10 - Douleur (Harlock)

Son monde est un maelström de stimuli extérieurs, qui assaillent ses sens comme des corbeaux affamés. Harlock agite les bras vainement pour les faire fuir, recule, se replie sur lui-même. Il songe à Kei. Sa présence l'avait empli d'une chaleur brûlante, dévorante, exaltante. Hélas, lorsqu'il tente de se remémorer la scène, les images s'éparpillent en flashs discordants. Pourquoi s'est-elle enfuie ?

Il se balance vers l'avant, vers l'arrière, accroupi en équilibre sur ses pointes de pied, incertain du sens à donner à... tout ça.

Clic.

La porte bascule sur ses glissières, s'ouvre sur Lydia. Il se fige. Elle le fixe.

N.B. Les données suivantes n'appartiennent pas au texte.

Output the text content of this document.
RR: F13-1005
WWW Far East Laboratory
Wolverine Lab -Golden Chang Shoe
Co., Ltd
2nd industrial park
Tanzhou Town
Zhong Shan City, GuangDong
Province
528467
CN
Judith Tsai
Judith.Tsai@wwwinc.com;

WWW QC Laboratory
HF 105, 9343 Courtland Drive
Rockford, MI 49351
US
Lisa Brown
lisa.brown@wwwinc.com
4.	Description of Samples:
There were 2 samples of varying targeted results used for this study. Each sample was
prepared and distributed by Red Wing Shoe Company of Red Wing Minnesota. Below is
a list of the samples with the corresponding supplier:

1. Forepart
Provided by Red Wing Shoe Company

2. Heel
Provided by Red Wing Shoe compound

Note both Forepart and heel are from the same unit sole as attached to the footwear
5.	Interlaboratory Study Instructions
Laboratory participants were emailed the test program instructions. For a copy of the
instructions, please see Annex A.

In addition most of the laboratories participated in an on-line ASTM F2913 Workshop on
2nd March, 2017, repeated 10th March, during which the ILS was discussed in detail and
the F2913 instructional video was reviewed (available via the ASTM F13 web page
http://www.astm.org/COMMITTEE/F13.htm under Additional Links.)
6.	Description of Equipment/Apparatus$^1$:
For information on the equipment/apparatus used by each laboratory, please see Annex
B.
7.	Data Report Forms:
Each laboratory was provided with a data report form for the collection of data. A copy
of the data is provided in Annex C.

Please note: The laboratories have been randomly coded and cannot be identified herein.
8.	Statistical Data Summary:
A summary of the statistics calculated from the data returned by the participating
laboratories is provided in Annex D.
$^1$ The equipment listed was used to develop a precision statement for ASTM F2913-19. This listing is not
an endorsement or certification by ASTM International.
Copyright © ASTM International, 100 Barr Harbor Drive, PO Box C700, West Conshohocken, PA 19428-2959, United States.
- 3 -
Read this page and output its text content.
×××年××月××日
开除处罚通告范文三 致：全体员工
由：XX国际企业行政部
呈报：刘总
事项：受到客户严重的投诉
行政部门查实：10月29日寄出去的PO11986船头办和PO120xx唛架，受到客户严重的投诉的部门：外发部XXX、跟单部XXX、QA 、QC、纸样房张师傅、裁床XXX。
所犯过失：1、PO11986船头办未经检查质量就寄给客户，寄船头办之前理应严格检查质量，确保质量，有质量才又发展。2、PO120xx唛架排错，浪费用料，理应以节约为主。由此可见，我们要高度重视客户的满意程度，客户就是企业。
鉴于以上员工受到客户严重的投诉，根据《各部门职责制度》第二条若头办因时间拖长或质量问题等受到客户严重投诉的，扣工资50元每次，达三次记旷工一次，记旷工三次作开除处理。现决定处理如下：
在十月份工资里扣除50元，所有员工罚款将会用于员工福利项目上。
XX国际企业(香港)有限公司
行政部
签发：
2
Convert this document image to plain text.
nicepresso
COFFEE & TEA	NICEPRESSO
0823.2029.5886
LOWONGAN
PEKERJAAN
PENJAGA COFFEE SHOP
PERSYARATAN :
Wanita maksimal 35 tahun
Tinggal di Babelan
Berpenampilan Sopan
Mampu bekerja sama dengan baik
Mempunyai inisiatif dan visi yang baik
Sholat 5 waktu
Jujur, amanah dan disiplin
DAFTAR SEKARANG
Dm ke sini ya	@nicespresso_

— Oh capitaine, tu as mal ?

Il pense « oui ».

— Non, répond-il.

Elle fait un pas en arrière, il hume sa peur, quelque chose au fond de lui crie que ce n'est pas normal.
Il secoue la tête. Rien n'est jamais normal.

Lydia recule d'un autre pas. Elle a envie de courir, il le sent, il le sait. Elle devrait courir.
Il écarte les lèvres, dévoile lentement ses dents. Elle devrait.

— Grand-père a dit qu'il allait te tirer dessus pour pouvoir te soigner à l'infirmerie, souffle-t-elle. Avec des lasers.

Une partie de lui objecte que le doc n'a sûrement pas parlé de « lasers » (pas son genre). L'autre, plus insidieuse, plus puissante, laisse enfler la colère. Alors comme ça, ils veulent le contraindre ? N'ont-ils pas compris qu'il était plus fort qu'eux ?

— Capitaine, il y a du rouge dans ton œil... Ça te fait mal ? C'est grave ?

La petite fille se tourne sur le côté, tend les doigts vers le commutateur des panneaux lumineux. La clarté inonde la pièce, blanche, aveuglante. Harlock gémit. Comment la commande de l'intensité a-t-elle pu se dérégler à ce point ? larmoie-t-il.
Il pose son front sur ses genoux, enfouit son visage dans ses bras, enserre son crâne de toutes ses forces comme s'il avait ainsi pu créer une barrière étanche avec l'extérieur.

Il sursaute quand une petite main effleure son avant-bras.

— Capitaine si tu veux, je peux te guider jusqu'à l'infirmerie...

Le mot agit comme un électrochoc. Non. L'infirmerie est le danger, tout son corps le lui hurle. Non. L'infirmerie est l'ennemi. Non ! La colère l'étouffe.

— Capitaine... Tu viens ?

On le tire par la main. Il cligne des yeux, se demande qui est cette enfant blonde qui se tient devant lui, ce qu'elle lui veut, si elle est seulement réelle, il entend sa voix cristalline, il entend son rire en écho lointain. Lydia.

La rage monte et la panique le prend, parce que Lydia est fragile, Lydia est innocente, Lydia n'a pas à subir la violence, le sang et toutes les horreurs que le monde recèle, Lydia est un pétale de lumière dans un océan d'obscurité, et lui vivant personne ne portera la main sur elle.
Il serre le poing, se lève avec difficulté. Protéger Lydia. Tous ses muscles sont endoloris, mais du feu court dans ses veines et le goût du sang sature son palais. Lui vivant, il se battra.

Personne ne portera la main sur elle.